Poniedziałek piątego tygodnia Wielkanocy
Pierwsze czytanie Dz 14, 5-18
Okres wielkanocny wzywa nas nie tylko do bycia świadkami cudów, ale także do przebudzenia się na tajemnicę, którą one oznaczają. W Dziejach Apostolów, kiedy Paweł uzdrawia człowieka kalekiego od urodzenia, ludzie są tak zdumieni widocznym cudem, że ogłaszają Pawła i Barnabę bogami w ludzkiej postaci.
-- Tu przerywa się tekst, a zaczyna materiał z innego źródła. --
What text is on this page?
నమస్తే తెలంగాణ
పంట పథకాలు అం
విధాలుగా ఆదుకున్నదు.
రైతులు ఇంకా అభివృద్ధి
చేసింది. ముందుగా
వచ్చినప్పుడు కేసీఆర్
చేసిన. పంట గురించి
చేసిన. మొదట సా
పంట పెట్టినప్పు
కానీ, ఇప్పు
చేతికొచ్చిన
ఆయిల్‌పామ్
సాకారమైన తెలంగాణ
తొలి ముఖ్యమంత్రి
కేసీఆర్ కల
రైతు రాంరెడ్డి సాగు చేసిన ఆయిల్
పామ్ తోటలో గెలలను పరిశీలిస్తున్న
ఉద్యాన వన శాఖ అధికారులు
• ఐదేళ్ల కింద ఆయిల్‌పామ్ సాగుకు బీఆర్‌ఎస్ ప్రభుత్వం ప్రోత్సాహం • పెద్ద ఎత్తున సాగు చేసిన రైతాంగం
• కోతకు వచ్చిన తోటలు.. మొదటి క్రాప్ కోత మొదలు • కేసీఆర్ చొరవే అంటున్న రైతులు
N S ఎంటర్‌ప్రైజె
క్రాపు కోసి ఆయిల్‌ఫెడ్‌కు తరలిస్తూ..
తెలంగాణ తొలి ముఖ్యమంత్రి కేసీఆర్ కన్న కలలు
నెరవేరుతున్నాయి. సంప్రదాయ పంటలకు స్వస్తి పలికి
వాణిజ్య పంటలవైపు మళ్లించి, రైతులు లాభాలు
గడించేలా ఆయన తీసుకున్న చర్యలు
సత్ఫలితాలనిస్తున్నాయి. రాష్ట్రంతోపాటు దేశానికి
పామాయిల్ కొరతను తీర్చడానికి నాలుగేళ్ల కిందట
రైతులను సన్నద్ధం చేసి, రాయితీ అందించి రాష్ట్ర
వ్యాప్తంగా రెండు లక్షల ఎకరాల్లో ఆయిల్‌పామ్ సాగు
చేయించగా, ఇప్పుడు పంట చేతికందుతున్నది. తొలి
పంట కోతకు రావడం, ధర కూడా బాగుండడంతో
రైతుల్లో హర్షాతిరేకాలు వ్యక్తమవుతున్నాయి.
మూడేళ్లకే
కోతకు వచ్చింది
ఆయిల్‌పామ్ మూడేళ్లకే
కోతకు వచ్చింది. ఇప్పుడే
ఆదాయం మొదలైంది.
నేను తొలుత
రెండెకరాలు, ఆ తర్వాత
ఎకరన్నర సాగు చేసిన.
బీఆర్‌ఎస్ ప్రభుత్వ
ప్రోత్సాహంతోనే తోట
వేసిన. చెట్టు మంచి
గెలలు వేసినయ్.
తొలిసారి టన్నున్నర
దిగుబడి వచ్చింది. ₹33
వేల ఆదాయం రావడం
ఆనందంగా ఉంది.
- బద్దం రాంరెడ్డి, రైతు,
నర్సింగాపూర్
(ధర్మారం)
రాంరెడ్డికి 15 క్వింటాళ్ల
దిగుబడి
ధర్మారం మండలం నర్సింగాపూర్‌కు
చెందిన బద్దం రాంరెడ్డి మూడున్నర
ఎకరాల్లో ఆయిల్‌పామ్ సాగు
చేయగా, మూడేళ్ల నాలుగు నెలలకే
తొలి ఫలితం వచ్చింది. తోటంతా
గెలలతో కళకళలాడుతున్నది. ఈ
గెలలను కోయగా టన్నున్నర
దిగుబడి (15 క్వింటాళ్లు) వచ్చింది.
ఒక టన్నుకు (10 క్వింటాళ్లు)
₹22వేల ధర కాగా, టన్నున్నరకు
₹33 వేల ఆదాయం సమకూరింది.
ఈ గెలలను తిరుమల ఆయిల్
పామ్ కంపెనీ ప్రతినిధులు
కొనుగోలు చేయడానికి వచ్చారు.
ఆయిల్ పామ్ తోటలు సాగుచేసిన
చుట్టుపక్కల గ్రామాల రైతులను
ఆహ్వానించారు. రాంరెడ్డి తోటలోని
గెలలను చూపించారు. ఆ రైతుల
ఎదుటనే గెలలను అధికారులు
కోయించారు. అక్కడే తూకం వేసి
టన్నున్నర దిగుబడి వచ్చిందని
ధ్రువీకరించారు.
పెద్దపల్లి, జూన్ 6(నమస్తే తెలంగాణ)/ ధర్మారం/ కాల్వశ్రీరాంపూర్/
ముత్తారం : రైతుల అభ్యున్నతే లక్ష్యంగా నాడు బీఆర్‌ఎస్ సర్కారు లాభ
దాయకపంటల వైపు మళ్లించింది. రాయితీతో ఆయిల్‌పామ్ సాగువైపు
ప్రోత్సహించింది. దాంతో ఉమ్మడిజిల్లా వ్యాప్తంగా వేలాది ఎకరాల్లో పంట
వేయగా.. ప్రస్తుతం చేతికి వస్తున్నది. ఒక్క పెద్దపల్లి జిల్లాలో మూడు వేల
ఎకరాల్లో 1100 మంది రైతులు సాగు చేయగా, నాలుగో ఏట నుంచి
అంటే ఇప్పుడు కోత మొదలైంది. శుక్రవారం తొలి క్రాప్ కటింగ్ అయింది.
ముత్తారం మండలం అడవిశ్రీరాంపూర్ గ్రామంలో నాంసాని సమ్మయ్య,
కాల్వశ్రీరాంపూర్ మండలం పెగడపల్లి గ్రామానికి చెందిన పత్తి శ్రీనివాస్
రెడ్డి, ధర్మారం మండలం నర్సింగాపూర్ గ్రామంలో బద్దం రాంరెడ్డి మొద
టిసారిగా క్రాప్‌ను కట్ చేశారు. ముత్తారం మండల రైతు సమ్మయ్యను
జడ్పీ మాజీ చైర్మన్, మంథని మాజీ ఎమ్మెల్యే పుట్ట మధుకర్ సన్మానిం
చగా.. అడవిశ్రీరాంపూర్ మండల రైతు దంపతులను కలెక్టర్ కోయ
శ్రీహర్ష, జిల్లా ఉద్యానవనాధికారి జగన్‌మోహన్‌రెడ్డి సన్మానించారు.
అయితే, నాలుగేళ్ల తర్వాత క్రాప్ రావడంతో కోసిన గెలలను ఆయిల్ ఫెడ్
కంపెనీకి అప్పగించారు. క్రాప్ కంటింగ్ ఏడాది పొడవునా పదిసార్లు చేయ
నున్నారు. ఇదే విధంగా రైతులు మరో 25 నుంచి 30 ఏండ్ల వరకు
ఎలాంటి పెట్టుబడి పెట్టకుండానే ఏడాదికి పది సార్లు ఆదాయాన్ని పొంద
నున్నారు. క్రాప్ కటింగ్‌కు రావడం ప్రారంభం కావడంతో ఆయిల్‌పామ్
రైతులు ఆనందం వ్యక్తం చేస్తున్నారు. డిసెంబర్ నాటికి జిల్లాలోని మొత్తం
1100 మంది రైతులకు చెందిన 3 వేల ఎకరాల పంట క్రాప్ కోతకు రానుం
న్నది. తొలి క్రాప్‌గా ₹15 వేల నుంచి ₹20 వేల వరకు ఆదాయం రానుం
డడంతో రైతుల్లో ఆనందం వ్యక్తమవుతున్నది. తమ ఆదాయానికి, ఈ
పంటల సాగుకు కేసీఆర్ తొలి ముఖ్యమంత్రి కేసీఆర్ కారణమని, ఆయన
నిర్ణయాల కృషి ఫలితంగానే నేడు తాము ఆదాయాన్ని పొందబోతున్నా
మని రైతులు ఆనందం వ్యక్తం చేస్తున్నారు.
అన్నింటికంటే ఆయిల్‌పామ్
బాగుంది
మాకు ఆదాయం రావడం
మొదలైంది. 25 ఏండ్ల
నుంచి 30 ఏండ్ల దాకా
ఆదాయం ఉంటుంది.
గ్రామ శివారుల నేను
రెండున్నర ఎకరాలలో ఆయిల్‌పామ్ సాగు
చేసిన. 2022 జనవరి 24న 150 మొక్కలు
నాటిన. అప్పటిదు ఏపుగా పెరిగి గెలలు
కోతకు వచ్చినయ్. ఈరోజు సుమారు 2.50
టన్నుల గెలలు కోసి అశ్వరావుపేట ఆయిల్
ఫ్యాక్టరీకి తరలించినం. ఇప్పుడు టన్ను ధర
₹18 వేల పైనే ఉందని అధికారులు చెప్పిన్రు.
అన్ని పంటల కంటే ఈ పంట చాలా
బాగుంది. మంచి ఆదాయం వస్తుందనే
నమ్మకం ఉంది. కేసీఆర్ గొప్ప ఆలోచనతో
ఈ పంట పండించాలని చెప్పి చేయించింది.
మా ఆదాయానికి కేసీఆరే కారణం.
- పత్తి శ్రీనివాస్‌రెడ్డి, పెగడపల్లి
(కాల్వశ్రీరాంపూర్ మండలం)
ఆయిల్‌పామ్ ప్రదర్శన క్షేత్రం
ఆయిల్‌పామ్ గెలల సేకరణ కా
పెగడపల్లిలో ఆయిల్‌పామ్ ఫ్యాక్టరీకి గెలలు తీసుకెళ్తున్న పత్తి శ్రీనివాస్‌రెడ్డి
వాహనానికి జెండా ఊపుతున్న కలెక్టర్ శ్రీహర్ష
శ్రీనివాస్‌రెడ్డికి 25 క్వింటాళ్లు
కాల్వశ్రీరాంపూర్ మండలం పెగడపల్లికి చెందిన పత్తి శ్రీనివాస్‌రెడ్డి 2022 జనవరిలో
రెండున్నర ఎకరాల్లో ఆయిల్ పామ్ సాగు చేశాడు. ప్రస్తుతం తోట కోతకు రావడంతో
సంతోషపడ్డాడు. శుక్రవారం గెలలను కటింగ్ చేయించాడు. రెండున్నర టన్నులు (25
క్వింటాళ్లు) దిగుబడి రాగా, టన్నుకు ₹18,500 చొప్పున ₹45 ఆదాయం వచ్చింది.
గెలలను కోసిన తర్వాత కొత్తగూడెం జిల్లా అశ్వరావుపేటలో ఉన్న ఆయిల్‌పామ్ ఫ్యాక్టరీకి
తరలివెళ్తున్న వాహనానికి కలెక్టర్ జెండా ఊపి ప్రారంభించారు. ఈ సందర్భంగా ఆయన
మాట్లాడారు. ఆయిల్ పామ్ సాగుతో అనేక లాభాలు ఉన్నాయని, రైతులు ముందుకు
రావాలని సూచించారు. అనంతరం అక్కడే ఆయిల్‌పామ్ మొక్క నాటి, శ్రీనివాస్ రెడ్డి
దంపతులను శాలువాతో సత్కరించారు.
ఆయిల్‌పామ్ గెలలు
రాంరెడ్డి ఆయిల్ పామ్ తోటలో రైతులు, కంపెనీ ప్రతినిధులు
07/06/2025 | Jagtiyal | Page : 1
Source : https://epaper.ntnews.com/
Apostołowie jednak rozdzierają swoje szaty ze smutku, nakłaniając tłum, aby spojrzał poza cud – na prawdziwego i żywego Boga, który choć niewidzialny, jest stale obecny, podtrzymując wszechświat i przemawiając poprzez ciche świadectwo stworzenia i dobrą nowinę o zbawieniu. Ten epizod przypomina nam, że celem cudów nie jest urzekanie naszych zmysłów, ale umacnianie naszej wiary; nie zakotwiczanie nas w tym, co widzialne, ale przebudzenie nas do obecności niewidzialnego Boga, który w zmartwychwstaniu Chrystusa na zawsze przebił zasłonę między niebem a ziemią. Wielkanoc to nie tylko chwała Zmartwychwstałego Pana objawiona oczom uczniów, ale także trwałe zaproszenie do patrzenia oczami wiary – do wierzenia nie tylko z powodu tego, co widzialne, ale z powodu prawdy, że miłość zwyciężyła śmierć i teraz żyje w nas. Zastanówmy się: Wielkanoc jest zaproszeniem do wyjścia poza to, co widzialne, do uwierzenia w niewidzialnego Boga, który poprzez zmartwychwstanie Chrystusa objawia swoją żywą obecność i wzywa nas, abyśmy postępowali wiarą, a nie widzeniem.